I noticed your blog on TV and I must admit I'm truly inspired by your unspeakable optimism and positive spirit!
I've been up all night till 4am reading your entire blog, and I particularly like the post "Improv problem-solving" best..
Your loving nature and the way you care for other cancer patients, especially the way you actively initiated the fund-raising for Max, has truly touched me in the most special of ways.
I've looked through your pictures too- you're truly blessed with a wonderful family and lovely and beautiful children indeed! I'm sure they are really lucky and proud to have you.
In response to your Jan 15 post, I'd like to believe that many will say those wonderful things about you, especially the way u changed many lives with your inspiring thoughts.
Take care, and God bless abundantly!
May Peace and All Good be yours!

Mel

Anonymous said...

Is there any way to record the documentary and post it onto your blog as we're not going to catch it over here? Would love to see it.

I'm sure it's your birthday around now -might already have missed it or it's coming up but either way -Happy Birthday! I remember your 40th a couple of years ago. You said that cancer hasn't really changed you but it's changed the people around you. It's very true. It definitely changed me and my perspective on life.

We didn't automatically "click" when we first met through the usual baby groups but I was strangely drawn to you!

Whoever commented on "Angels" previously, summed it up perfectly.

I think there are Angels in all our lives in various shapes and personas, who influence the way we live and sadly in some cases, through their "suffering" (apologies for the religious overtones, somewhat ironic), enable us to value the important aspects of life.

I'm sure you've heard of the whole Indigo child tag? It's all a bit happy clappy but then again, I can't help thinking about a certain person whose blog we all follow avidly...

"According to New Age belief, Indigo children are highly sensitive with a clear sense of self-definition and a strong feeling that they need to make a significant difference in the world. They are strong-willed, independent thinkers who prefer to be self-guided rather than directed by others. They are empathic and can easily detect or are in tune with the thoughts of others, and are naturally drawn to matters concerning mysteries, spirituality, the paranormal and the occult, while opposing unquestioned authority and contradictory to convention. They tend to think outside the box, and are often referred to as system busters. Indigos allegedly possess wisdom and level of awareness beyond their years."

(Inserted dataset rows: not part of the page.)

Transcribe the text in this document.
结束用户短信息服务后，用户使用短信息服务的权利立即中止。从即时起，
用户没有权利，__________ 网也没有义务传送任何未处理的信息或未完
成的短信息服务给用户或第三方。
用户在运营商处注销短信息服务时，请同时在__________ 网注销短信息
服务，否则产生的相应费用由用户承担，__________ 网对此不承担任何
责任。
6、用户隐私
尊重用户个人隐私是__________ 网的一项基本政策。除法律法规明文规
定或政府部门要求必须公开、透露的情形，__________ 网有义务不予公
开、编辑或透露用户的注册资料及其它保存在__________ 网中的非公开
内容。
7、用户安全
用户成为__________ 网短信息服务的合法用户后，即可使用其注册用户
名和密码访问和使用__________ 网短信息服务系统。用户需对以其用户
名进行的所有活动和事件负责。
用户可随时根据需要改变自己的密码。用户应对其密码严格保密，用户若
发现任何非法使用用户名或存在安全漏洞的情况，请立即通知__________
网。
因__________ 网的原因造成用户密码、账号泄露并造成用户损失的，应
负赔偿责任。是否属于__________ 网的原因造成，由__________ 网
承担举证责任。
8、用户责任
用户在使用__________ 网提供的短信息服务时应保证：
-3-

When Laney was born, someone told me about Indigo and Crystal children. I'd never heard about them until then. I still don't know much about it but I do like the idea that there are people who will help change the world and the way we see things and those who will help guide us through the turmoil.

Whatever colour your aura, Shin, I know it burns bright whether you're on wheels or on foot.

Happy Birthday!!

A xx
Ps let's hope change starts tomorrow and your fellow compatriots make it happen (have you and Tony voted??!!). Maybe Obama isn't actually "black" but Indigo!

Shin said...

Anonymous,

Thanks for your good intentions (I assume?), but I really don't feel the need for a death-bed conversion.

And I don't want a life after death. Seriously. One life is good enough for me and then I'm done.

If your God is worth worshipping, I think he'd understand.

Shin said...

Ronnie!

Fantastic! This wheelchair would give me serious street cred! Among the infirm and disabled crowd anyway...

Anonymous said...

The only drawback is that I don't see where you fit the sidewinder missiles...ha, watch the taxi drivers back down from that one (and you could also take out a few passing proselytisers).

Anonymous said...

B29-Stratowheelchair.

"Trschhh... Pilot to Ball Turret Gunner, grab the organic lettuce. Trschhh..."

-Love Jamie

Anonymous said...

wheels? hahahaha!!!! thats big! u can split the whole crowd with this! way to go man! or woman! hahaha. its so nice being a free thinker. sheesh.

Shin said...

Wendy Lim,

Thanks for reading my blog and thanks for your flattering comments. I have to say, though, that the credit should go to the very talented photographer who made me look so good (even with no make-up).

His name is Phil Date and if you're interested in his work, you can contact him at phildate@gmail.com.

Not only is he a good photographer, he also happens to be a very nice guy who also does charity work.

Anonymous said...

You've been here before, you can do it, don't give up. As someone wrote on your blog, her sister had last stage cancer and survived for 6 years. Remember how bad you felt about 8 months ago, then you felt so good. This can happen again. Just concentrate on being happy. You know the kids plus Tony will sort themselves out but they'd love to have you here longer. Just concentrate on being well, I'm sure you will find a chemo solution which will turn the problem around as swiftly as it did the last time. You have done all you can to beat this, but sometimes science does work wonders on our bodies. Keep hoping, keep alive, do crosswords, beat it!!

Anonymous said...

Hey. I saw your blog name on Channel 8, so I decided to take a look at your blog. I really enjoy reading your blog. (:
You're really a brave woman.

Lots of love,

Chermaine.

Anonymous said...

I believe that this wheelchair will be beneficial for you to get around better and spend more precious time with your son and daughter outdoors! By the way, your son and daughter are so adorable and your daughter looks exactly like you - pretty. They are the driving force in your life and I am so envious of you. From all the pictures that you have posted, you are really a fortunate woman. Live well, and I hope to see more of your family pictures. Take care.

Anonymous said...

can see you as a young girl
Being only you,
Later you the shrapnel of your past
Listening to my early whine

I can see you, silent, dignified
Holding a wall of grief before you
Watching you find the bricks of reason
To start your life again

I can find you in all my tears and dreams
Always there, quiet
Telling me that I must change
Feeling you in all I do
Silent, still, you go on.

I build on, unaided, dreams here
Shaping things that I know are often soft
One day I will hold you in my palm
Quiet, against the world of reason.

Anonymous said...

Dear Shin,

Saw you on a TV ad yesterday. Am so glad to know that there will be a documentary film about you airing on Tuesday night. Trust that I will be watching every second of it.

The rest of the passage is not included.